Die Studie ist Teil des Projekts Imagine Euro, das vom Institut Burlo Garofolo in Triest (Italien) koordiniert wird, einem Kollaborationszentrum der WHO. Für das Projekt arbeiten mehr als zehn europäische Länder interdisziplinär zusammen: In dem Forschungsnetzwerk sind zum Beispiel Epidemiologen oder Demografen organisiert, aber auch Ärzte und Geburtshelfer. „Unser Ziel ist, die Erfahrungen sowohl der Gebärenden als auch des beteiligten Gesundheitspersonals besser zu verstehen“, so Miani, die mit ihren Bielefelder Kolleginnen Stephanie Batram-Zantvoort und Lisa Wandschneider in dem Netzwerk forscht. Das Projekt ist 2019 gestartet und läuft noch bis Ende 2022. In weiteren Studien wollen die Wissenschaftler zum Beispiel einen detaillierteren Blick auf einzelne Länder werfen oder verschiedene Phasen der Pandemie beleuchten.
Miani und ihre Bielefelder Kolleginnen arbeiten für den deutschen Teil des Projekts. Die Wissenschaftlerinnen beschäftigen sich zum Beispiel mit der Medikalisierung von Geburten oder Gewalterfahrungen bei der Geburt, oder untersuchen an Berichten aus sozialen Medien, welche Erfahrungen Mütter bei der Geburt gemacht haben. „Eine schlechte Versorgung kann schwerwiegende Konsequenzen für die körperliche sowie mentale Gesundheit von Müttern und ihren Kindern haben“, sagt Miani.
Ein Beitrag zur Gesundheit von Eltern und Neugeborenen
Die Bielefelder Forscherinnen greifen für ihre Untersuchung auf Erfahrungen in der Genderepidemiologie oder Versorgungsforschung zurück.

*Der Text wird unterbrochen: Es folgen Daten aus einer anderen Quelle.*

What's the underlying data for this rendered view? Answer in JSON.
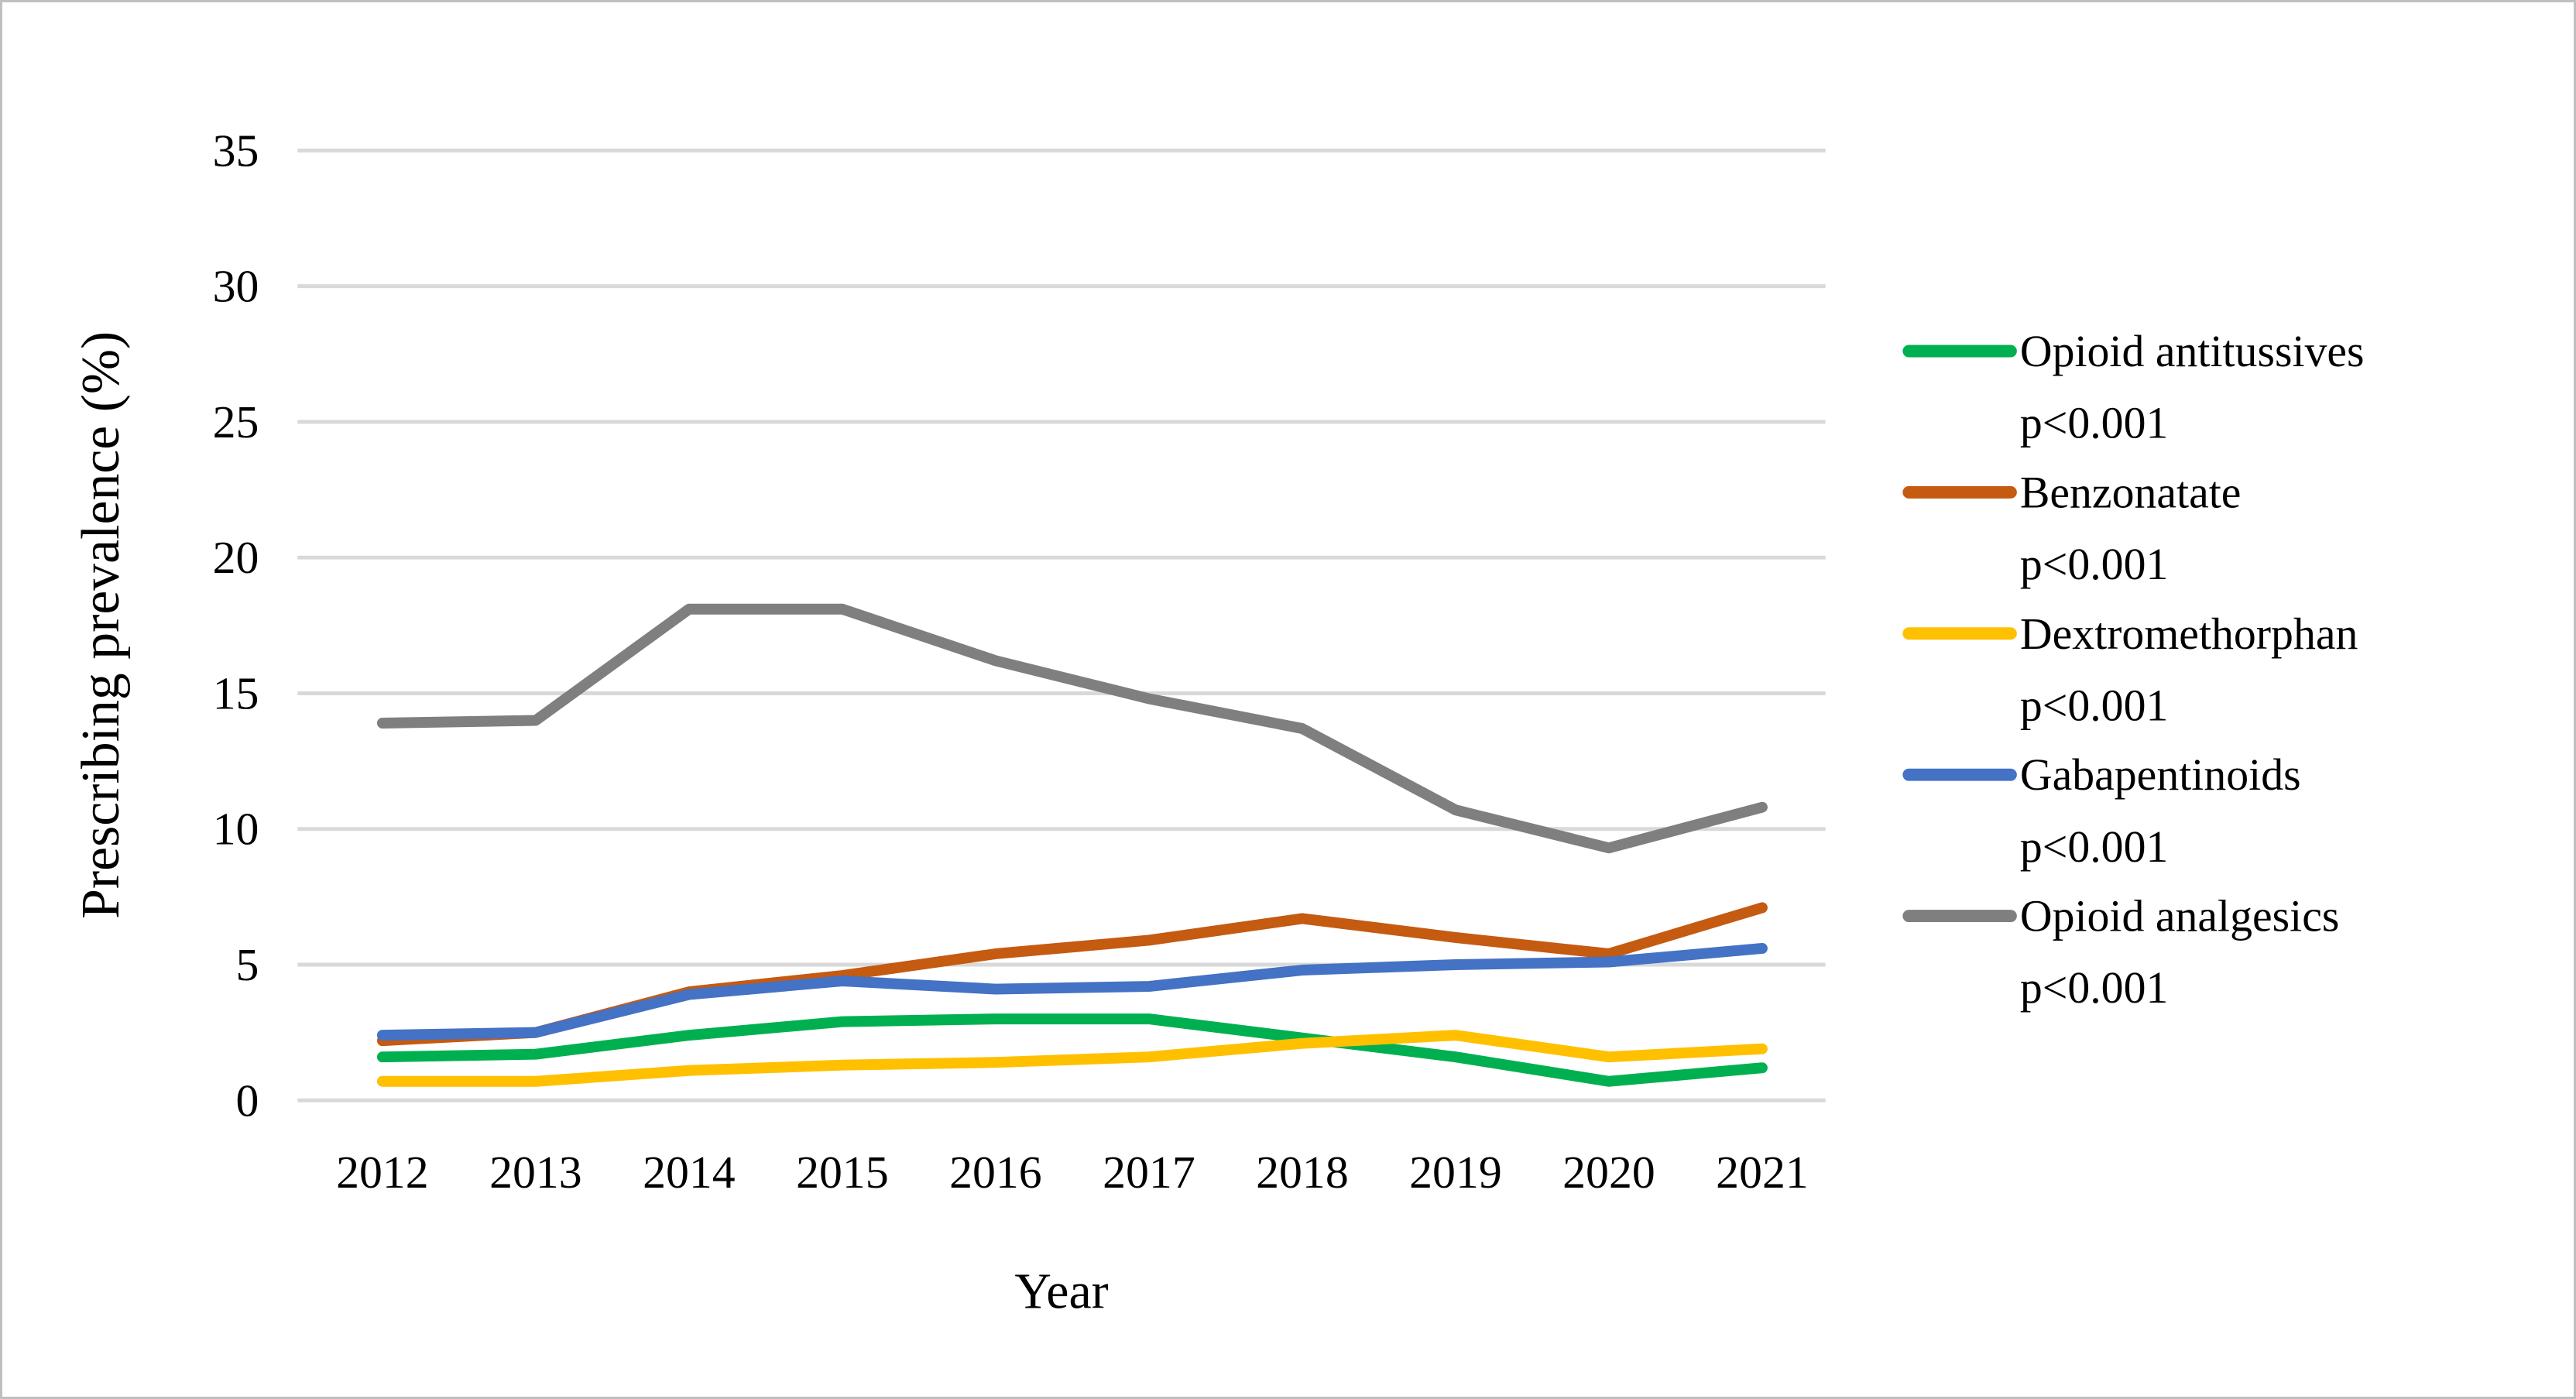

Für die Langzeitstudie BaBi hat Miani zum Beispiel die Gesundheit von Babys und Kindern in Bielefeld untersucht. „Wir hoffen, mit unserer Forschung einen Beitrag zur Gesundheit von Eltern und Neugeborenen zu leisten“, sagt Professor Dr. Oliver Razum, der die Arbeitsgruppe „Epidemiologie und International Public Health“ leitet.